#1894

Lectures? Eh bien, rien de bien passionnant ces derniers temps, j’en ai peur. Car j’ai d’abord lu The Bookman de Lavie Tidhar, curieux roman qui semble né d’une nouvelle de Neil Gaiman (celle avec Sherlock holmes et une monarchie de lézards lovecraftiens). L’auteur israélien de The Bookman s’est inspiré du cadre bizarre de Gaiman et l’a étendu, a construit sur cette base un XIXe siècle alternatif entièrement assemblé de fictions de l’époque. Et y a ajouté des motifs steampunks, le tout pour un roman d’aventure fort plaisant, bien fichu, mais à la fois trop « gentil » (l’historie d’amour centrale) et trop incomplet (des suites sont, bien entendu, prévues). Du bon pulp post-moderne, en somme, mais une lecture un peu trop légère pour nourrir l’intellect de manière pleinement satisfaisante.

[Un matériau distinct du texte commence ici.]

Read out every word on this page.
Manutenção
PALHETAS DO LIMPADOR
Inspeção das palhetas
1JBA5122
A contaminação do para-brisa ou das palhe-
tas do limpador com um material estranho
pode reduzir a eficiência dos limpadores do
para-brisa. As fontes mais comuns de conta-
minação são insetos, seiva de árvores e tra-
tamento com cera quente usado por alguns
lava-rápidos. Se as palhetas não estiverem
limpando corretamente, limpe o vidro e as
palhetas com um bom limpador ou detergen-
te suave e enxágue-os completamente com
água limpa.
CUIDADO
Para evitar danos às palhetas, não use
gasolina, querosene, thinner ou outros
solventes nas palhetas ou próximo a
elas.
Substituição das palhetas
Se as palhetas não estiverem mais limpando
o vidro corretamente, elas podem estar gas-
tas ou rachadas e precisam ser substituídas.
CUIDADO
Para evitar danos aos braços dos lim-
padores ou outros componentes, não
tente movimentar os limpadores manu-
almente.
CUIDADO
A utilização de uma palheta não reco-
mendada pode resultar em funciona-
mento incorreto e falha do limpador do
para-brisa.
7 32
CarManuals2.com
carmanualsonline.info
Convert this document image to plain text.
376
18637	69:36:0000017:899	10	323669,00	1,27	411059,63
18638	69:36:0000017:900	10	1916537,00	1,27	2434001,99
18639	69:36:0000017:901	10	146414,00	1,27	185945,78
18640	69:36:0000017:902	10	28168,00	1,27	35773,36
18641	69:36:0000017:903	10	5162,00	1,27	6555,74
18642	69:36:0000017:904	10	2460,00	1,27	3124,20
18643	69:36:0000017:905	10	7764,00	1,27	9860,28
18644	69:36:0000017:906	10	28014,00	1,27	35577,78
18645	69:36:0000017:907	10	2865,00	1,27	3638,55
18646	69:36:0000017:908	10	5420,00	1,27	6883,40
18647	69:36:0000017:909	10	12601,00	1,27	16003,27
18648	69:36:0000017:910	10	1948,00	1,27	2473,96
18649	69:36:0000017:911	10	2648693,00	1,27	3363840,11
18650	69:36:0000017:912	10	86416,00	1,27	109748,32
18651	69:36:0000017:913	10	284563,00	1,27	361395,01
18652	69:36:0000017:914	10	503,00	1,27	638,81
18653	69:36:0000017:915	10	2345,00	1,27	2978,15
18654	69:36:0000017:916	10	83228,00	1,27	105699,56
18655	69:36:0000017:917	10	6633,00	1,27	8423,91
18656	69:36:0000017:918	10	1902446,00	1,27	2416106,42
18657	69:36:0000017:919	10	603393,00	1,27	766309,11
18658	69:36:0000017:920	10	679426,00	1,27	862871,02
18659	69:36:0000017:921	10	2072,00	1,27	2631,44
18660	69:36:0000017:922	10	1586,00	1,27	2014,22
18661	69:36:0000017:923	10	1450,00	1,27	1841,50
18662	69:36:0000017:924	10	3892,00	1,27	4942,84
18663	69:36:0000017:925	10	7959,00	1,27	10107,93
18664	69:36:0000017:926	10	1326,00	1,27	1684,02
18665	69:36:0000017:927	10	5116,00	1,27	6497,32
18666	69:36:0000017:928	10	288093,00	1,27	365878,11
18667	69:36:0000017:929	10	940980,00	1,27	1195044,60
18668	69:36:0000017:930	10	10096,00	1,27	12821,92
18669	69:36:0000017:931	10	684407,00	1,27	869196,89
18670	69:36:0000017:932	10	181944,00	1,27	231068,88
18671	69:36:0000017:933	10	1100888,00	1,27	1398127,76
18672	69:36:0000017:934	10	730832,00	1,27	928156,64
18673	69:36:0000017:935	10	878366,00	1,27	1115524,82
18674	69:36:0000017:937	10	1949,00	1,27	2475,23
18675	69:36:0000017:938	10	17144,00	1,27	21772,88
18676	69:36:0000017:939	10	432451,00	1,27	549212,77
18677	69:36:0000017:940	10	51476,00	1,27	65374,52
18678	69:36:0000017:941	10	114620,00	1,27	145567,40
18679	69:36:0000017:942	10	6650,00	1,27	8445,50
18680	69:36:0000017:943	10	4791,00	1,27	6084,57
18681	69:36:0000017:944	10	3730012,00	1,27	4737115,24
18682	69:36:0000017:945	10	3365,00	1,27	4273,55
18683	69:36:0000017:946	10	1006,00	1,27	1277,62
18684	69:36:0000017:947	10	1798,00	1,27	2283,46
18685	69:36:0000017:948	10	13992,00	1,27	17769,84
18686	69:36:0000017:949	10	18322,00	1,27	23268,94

Même avis sur Julian Comstock, le dernier Robert Charles Wilson, d’ailleurs. Sortant du schéma simako-leiberien qui lui est habituel, l’auteur canadien a souhaité livrer une sorte de roman populaire victorien du futur — et c’est exactement cela: amusant et désuet, et légèrement ennuyeux, tout comme le modèle visé. Curieusement, je m’attendais à lire un roman rétro-futuriste, mais c’est en fait un roman « futuro-passéiste » que nous a livré Wilson, si j’ose dire. Un exercice de fiction rétro, un post-apo qui ressemble ouvertement plus au passé (retour à une Amérique puritaine des pionniers) qu’au futur. En définitive, l’exercice m’a semblé plutôt vain, et j’hésite même à terminer ma lecture, tant j’ai le sentiment d’avoir bien assez tiré de ce livre. C’est-à-dire, trop peu à mon goût en bien trop de pages.

#1893

Ouf: terminé la mise en page du deuxième Dico féerique. Un beau marathon de trois jours et demi. Finalement il est exactement identique au niveau du nombre de pages. Reste à rentrer les corrections des deux relecteurs, et à établir l’index. Maintenant, il me faut aller voir comment « réparer » le découpage du livre-jeu pour Hachette, l’éditrice ayant encore une fois changé son fusil d’épaule. Comme dirait mon ami Sébastien Guillot, « C’est pas que simple ». Après je serai à peu près libre — et pourrai donc démarrer mon deuxième polar jeunesse pour Mango, qu’il me démange d’écrire. Titre: Les Trois coeurs. Toujours à Lyon, avec les mêmes persos.

#1892

Retour sur les chapeaux de roues: arrivage du Gunn & Williamson vers 8h30 (pff), mise sous enveloppes, poste (tant qu’il y a encore des guichets…), édito et newsletter, Rdv téléphonique avec Comballot, travail sur le livre-jeu, Rdv avec la nouvelle graphiste Marie, et pour finir une quarantaine de pages maquettées du Dico féerique tome 2… Je suis un rien las, bizarrement… Et demain, levé vers 7h pour aller à la réunion de représ à Ivry, ouch. Commencé à lire Julian Comstock de Robert Charles Wilson, c’est sympa, souvent amusant, le ton un peu vieillot est assez plaisant. Par contre ce poche est atrocement mal fabriqué, c’en est vraiment pénible.

#1891

Hier soir, après dans la journée une intense séance de tri et de recherche dans tous ces trésors d’ouvrages anciens pour la jeunesse, hier soir donc, scan de 79 images – dont, outre de quoi alimenter joliement les pages du deuxième Dico féerique, aussi de quoi proposer un beau portfolio de Hans Regner dans le douzième Fiction. Je viens de rédiger trois notices supplémentaires et attends maintenant une autre amie, qui doit également m’apporter quelques ouvrages anciens ou piocher. J’adore ce processus de reunion d’une iconographie.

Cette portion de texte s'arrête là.